If you own a Linux box and use ssh to access it over the internet, chances that it will be under unauthorized login attempt or even brute-force attack. Even you have a strong password for your account, the constant poking from people or evil-bot is some kind of a nuisance to say the least.
Messages like below in /var/log/secure shows how annoying they can be:
Nov 25 23:13:21 —- sshd: input_userauth_request: invalid user test7
Nov 25 18:13:21 —- sshd: reverse mapping checking getaddrinfo for h63-210-66-233.seed.net.tw failed – POSSIBLE BREAKIN ATTEMPT!
Nov 25 23:13:30 —- sshd: input_userauth_request: invalid user test8
Nov 25 18:13:30 —- sshd: reverse mapping checking getaddrinfo for h63-210-66-233.seed.net.tw failed – POSSIBLE BREAKIN ATTEMPT!

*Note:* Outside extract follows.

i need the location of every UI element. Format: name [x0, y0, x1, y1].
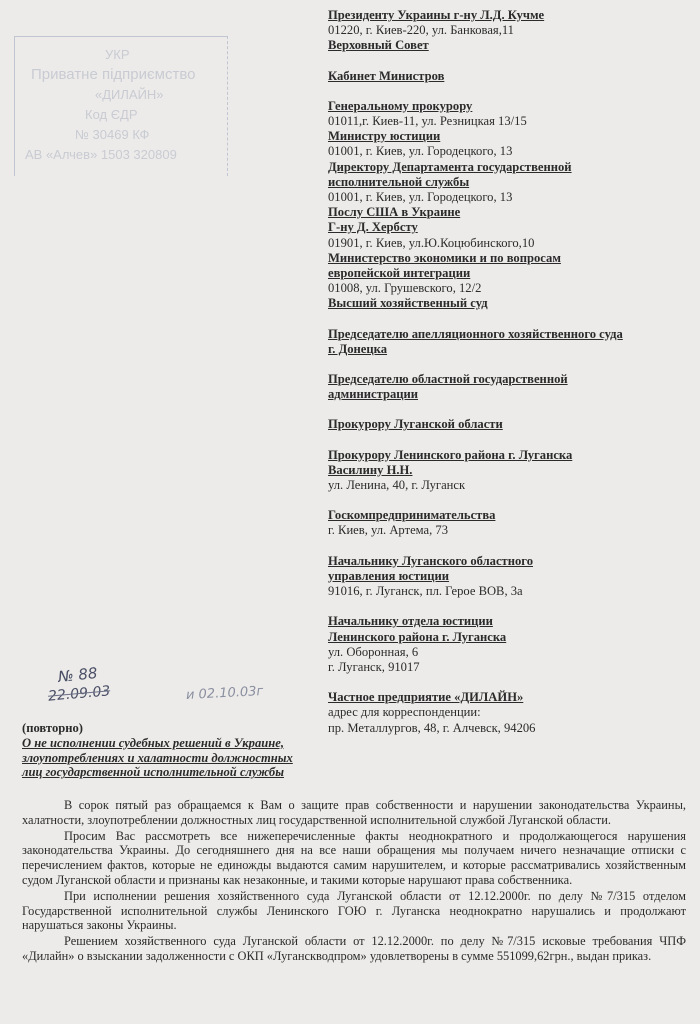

To fully utilize the capability that ssh offers, we should always use public/private key access to a *nix box that is running OpenSSH. Below are some simple steps I used to implement this methodology.
Since I am using PuTTY, the setup and testing are done using putty.exe and puttygen.exe that are downloaded from here.
1. Create public and private key pair.
This can be accomplished using PuTTYgen. Once the program is started, click on the "Generate" button and keep moving your mouse. You can't be lazy here because the it will not proceed until you make your move.
2. save the public and private keys
Once the keys are generated, you need to create a key comment and your private passphrase. The passphrase is tied to your keys so without it your keys are useless. The public key is basically plain text that shows in the box. The private key is in binary form and should be stored with a .ppk extension.
3. place the public key
The public key needs to be stored in the Linux server as $HOME/.ssh/authorized_key2. Since it is plain text you can copy the key from the previous screen and paste them in a Linux editor and save it. An IMPORTANT step is to set the right permission on $HOME, $HOME/.ssh or $HOME/.ssh/authorized_keys so they aren't more permissive than sshd allows by default, which means they can only be read and write by the current account.
The following command can be used to achieve this: $ chmod go-w $HOME $HOME/.ssh $ chmod 600 $HOME/.ssh/authorized_keys
4. place the private key
In PuTTY, you will need to load the private key to your PuTTY session and save the session:
After this step, yu should be able to try the newly configured ssh access. You should be asked to enter the passphase this time, instead of the password. Once this is verified, you can proceed to next step.
5. turn off the password authentication on OpenSSH
In the /etc/ssh/sshd_config, there is an option called "PasswordAuthentication", just set it to "no".
Restart sshd and you should be running more secured ssh now.
Even you are running more securely after these measures, you still can't stop people from scanning port 22 and trying to get authenticated repeatedly using a list of user name and password. To reduce this kind of noise, you can also change the running port of sshd. The port configuration is the first parameter in the /etc/ssh/ssh_config file.